Publié le 17 juin 2019

ENVIRONNEMENT

La candidate française à la présidence de la FAO envisage toutes les solutions pour lutter contre la faim, y compris les OGM

La candidate de l'Union européenne à la présidence de l'organisation pour l'alimentation et l'agriculture des Nations unies (FAO), la Française Catherine Geslain-Lanéelle, souhaite que "toutes les solutions" soient envisagées pour éradiquer la faim sur la planète, y compris l’utilisation des OGM et des autres biotechnologies. La malnutrition est repartie à la hausse depuis trois ans au niveau mondial.

Catherine Geslain-Lanéelle est candidate pour l'Europe à la tête de la FAO, en charge de l'alimentation et l'agriculture pour l'ONU.
@XavierRemongin/agroculture.gouv.fr

La candidate de l'Union européenne à la présidence de la FAO, la Française Catherine Geslain-Lanéelle, souhaite que "toutes les solutions" soient envisagées pour éradiquer la faim dans le monde, y compris l’utilisation des organismes génétiquement modifiés et l’ensemble des biotechnologies. Des solutions qui font souvent débat en Europe.

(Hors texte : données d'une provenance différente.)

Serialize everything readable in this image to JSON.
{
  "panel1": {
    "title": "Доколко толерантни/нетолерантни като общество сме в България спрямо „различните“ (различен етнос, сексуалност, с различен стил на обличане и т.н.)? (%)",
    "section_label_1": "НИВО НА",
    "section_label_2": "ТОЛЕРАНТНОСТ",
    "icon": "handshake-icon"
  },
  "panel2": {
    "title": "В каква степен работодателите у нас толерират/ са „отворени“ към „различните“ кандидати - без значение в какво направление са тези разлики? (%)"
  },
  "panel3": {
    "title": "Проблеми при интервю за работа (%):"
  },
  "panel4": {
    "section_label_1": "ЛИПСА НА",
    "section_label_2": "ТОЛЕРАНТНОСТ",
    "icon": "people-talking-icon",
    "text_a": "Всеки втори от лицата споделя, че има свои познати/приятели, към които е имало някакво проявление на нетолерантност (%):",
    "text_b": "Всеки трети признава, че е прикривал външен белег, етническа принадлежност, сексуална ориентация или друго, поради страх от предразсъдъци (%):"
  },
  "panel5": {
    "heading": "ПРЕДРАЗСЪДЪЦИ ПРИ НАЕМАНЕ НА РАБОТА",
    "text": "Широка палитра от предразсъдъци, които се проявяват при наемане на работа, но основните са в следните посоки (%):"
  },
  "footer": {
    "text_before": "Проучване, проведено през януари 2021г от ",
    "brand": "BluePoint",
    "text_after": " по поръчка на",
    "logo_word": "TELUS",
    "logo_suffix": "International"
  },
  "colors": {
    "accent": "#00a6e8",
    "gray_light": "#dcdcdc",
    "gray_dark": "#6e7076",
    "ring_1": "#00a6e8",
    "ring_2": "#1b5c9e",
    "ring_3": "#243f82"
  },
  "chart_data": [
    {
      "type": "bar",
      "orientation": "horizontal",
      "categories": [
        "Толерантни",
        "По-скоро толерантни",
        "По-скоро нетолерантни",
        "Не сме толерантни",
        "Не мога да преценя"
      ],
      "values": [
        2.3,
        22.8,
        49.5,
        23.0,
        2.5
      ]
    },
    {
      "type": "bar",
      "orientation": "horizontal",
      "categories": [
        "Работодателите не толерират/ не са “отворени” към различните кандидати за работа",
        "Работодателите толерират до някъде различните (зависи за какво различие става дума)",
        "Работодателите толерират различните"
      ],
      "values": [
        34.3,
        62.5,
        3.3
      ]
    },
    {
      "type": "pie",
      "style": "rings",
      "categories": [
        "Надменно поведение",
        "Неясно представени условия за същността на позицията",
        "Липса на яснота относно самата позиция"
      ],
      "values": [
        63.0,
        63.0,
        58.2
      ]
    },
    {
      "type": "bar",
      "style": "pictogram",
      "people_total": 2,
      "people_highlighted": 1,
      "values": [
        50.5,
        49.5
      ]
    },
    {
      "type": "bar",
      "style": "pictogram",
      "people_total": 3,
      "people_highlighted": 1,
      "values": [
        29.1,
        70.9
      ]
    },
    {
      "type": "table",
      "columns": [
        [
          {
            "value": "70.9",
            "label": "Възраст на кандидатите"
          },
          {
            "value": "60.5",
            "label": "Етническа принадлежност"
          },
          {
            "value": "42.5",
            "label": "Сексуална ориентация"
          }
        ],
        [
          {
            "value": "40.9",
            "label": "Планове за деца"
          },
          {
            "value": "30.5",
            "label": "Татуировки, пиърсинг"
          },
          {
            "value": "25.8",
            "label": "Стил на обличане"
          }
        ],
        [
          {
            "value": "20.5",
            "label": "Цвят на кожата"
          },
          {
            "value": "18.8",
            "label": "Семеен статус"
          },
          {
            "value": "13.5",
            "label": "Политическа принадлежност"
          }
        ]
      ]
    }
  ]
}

Celle-ci affirme ne pas vouloir arriver avec des solutions toutes faites e veut envisager toutes les solutions possibles pour lutter contre la faim dans le monde. "Je veux que cette organisation travaille à partir de toutes les solutions qui existent, (...) des solutions et des innovations basées sur la science, au service de l'objectif, c'est-à-dire réduire la faim, l'éradiquer, lutter contre la pauvreté, éliminer la malnutrition, et promouvoir l'agriculture durable", a-t-elle déclaré à l'AFP.

Des débats sans a priori

L'ancienne directrice exécutive de l'Autorité européenne de sécurité des aliments (EFSA), qui brigue la direction de l'Agence des Nations Unies pour l'agriculture et l'alimentation (FAO), rappelait ainsi sa position, énoncée en avril à Rome, lors de la présentation de sa candidature. "Si je vois qu'il y a un riz OGM enrichi en vitamines, qui pourrait permettre d'apporter des solutions à la malnutrition, eh bien je crois qu'il faut examiner ce produit et cette innovation, au regard de ses éventuels bénéfices, de l'impact sur la santé, sans a priori", ajoute-t-elle.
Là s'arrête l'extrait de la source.